Raft leader re-election takes up to 90s after SIGTERM on a 3-node cluster #3229
Description
Environment
- Cluster: 3 nodes running ev-node-evm, raft consensus enabled
- Deployment: Docker Compose, one container per node
- Test: cyclic SIGTERM of the current raft leader, restarted after 60s, repeated every 150s
Expected behavior
After a SIGTERM on the current raft leader, the two surviving nodes elect a new leader within < 5 seconds.
Observed behavior
Election time is inconsistent and frequently exceeds the 5s target. Across 8 cycles of the same test:
| Cycle | Killed node | Election time |
|---|---|---|
| 1 | poc-ha-3 | +3s ✅ |
| 2 | poc-ha-1 | +3s ✅ |
| 3 | poc-ha-2 | +90s ❌ |
| 4 | poc-ha-2 | not detected ❌ |
| 5 | poc-ha-2 | +76s ❌ |
| 6 | poc-ha-1 | +3s ✅ |
| 7 | poc-ha-2 | +23s ❌ |
| 8 | poc-ha-2 | +24s ❌ |
The slow elections occur specifically when the same node is killed repeatedly while the previously killed node from the prior cycle has not yet fully rejoined. When different nodes are killed in rotation and the cluster is fully healthy between kills, election completes in 2–3s.
Errors observed in container logs
When the election is slow, the following errors appear in the logs of the node that was previously SIGTERM'd and restarted, while it is running as the active leader:
WRN apply channel full, dropping message component=raft-fsm
ERR raft: failed to heartbeat to: peer="..." error="dial tcp ...: connection refused"
Rollback failed: tx closed
WRN apply channel full, dropping message component=raft-fsm
Rollback failed: tx closed
Rollback failed: tx closed
The Rollback failed: tx closed messages appear continuously at a high rate (~30/s) while the node is producing blocks normally. Block production itself is not interrupted at this stage, but the raft FSM appears to be in a degraded state.
When the node subsequently receives SIGTERM, it exits with:
WRN timed out waiting for raft messages to land during shutdown error="max wait time reached"

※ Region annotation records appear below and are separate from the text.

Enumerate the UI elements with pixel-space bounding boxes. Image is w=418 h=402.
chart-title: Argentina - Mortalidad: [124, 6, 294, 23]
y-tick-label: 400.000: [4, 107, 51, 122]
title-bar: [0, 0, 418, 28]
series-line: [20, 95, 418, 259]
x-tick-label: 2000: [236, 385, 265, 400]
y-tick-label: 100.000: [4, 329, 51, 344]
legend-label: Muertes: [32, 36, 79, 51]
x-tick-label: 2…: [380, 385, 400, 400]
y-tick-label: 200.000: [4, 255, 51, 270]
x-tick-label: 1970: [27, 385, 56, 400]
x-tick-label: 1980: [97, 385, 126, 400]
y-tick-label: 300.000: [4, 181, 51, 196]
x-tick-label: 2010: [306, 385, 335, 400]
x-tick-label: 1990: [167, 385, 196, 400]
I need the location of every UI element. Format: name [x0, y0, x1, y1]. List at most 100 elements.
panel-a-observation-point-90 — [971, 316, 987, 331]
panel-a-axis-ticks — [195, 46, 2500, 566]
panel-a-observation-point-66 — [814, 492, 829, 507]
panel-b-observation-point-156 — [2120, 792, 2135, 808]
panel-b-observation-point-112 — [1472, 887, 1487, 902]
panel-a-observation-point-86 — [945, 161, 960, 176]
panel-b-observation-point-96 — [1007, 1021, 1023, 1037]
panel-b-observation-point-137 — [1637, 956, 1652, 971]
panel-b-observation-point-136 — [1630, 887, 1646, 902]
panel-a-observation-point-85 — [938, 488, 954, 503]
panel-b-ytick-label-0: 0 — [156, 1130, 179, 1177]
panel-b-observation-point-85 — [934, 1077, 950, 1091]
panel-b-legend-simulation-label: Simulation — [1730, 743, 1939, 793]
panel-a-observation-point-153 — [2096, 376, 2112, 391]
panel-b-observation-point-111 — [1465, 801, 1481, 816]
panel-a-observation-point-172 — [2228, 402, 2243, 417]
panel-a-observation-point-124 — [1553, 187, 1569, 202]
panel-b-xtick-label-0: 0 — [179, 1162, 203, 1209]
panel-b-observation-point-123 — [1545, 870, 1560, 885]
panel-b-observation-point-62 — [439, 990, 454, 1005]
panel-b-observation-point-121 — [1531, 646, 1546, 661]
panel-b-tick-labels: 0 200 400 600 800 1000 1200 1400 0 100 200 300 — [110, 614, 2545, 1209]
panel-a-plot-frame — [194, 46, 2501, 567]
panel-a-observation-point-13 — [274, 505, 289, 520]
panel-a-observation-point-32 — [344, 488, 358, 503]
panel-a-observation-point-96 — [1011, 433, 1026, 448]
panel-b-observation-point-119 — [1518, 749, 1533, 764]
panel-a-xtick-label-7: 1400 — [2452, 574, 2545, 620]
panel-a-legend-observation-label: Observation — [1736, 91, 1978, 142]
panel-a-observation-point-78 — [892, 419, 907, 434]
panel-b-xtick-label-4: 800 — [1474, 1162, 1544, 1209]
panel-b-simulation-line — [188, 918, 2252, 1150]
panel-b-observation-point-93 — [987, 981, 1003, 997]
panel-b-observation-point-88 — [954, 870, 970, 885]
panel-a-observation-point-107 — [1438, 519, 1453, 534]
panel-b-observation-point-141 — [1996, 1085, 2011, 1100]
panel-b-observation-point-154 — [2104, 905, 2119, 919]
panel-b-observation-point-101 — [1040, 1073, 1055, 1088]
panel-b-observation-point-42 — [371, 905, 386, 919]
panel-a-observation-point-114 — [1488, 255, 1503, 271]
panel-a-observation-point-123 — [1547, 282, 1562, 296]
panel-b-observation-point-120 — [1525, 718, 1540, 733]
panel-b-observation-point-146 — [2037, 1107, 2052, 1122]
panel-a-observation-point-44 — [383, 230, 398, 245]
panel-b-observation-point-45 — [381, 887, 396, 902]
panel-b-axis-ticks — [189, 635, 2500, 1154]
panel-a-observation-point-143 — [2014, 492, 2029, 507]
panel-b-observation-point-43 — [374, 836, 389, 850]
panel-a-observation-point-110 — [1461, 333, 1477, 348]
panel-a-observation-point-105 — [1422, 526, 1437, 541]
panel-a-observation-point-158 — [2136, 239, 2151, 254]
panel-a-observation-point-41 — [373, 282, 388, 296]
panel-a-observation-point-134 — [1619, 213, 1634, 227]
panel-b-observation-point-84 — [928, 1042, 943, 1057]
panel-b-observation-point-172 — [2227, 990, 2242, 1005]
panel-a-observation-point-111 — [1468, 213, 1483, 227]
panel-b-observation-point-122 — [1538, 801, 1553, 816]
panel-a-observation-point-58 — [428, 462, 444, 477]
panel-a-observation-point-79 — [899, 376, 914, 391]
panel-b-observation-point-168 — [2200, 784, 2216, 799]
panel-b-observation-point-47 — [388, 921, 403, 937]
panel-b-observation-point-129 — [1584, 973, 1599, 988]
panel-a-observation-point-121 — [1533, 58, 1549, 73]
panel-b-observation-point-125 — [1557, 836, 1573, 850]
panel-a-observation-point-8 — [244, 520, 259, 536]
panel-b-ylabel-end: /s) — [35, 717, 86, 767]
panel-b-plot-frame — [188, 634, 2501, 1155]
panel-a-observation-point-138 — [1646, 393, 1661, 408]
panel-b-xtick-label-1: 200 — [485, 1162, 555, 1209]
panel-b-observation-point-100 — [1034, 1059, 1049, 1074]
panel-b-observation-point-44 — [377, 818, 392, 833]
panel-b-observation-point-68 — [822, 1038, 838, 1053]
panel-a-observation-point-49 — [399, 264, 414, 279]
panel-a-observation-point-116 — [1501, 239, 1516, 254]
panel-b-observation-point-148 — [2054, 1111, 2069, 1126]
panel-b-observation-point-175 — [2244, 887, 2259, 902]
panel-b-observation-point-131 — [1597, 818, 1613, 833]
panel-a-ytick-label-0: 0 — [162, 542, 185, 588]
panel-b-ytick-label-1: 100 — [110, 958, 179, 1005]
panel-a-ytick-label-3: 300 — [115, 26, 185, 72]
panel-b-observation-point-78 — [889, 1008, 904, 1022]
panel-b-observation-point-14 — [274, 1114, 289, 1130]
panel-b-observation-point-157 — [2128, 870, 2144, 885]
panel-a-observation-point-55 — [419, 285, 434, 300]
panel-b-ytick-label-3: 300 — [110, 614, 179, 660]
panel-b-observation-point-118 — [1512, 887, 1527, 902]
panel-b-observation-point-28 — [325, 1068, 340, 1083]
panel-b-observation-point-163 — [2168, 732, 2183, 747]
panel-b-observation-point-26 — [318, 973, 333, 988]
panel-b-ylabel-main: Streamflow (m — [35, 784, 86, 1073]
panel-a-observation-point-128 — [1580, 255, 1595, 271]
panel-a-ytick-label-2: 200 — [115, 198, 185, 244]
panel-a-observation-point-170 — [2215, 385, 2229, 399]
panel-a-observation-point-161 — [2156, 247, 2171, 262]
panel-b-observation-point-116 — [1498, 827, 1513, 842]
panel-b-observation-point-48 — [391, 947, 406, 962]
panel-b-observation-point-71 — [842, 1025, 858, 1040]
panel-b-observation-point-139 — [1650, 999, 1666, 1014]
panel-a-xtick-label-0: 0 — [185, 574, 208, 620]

ERR node error error="leader lock lost" component=main
Error: leader lock lost
Reproduction pattern
The degraded election is reliably triggered by this sequence:
- SIGTERM node A (leader) → node B becomes leader in ~3s ✅
- SIGTERM node B (leader, while node A is still restarting) → election takes 23–90s ❌
- SIGTERM node B again → election slow again ❌
- SIGTERM a different node (follower) → election back to ~3s ✅
- SIGTERM node B again → election slow again ❌
The degradation appears to be cumulative on a node that has been SIGTERM'd without the cluster being fully healthy first.
Raft configuration (from process flags)
--evnode.raft.heartbeat_timeout 350ms
--evnode.raft.leader_lease_timeout 175ms
--evnode.raft.send_timeout 200ms
Notes
- The
Rollback failed: tx closederrors appear on the running leader before it is killed, not only on restart. This suggests the issue manifests during normal operation after an earlier unclean shutdown, not just at startup. - When the condition is present, the surviving nodes do eventually elect a new leader — the cluster self-heals. The concern is the duration.
- Container logs for the affected cycles are available locally if additional context is needed.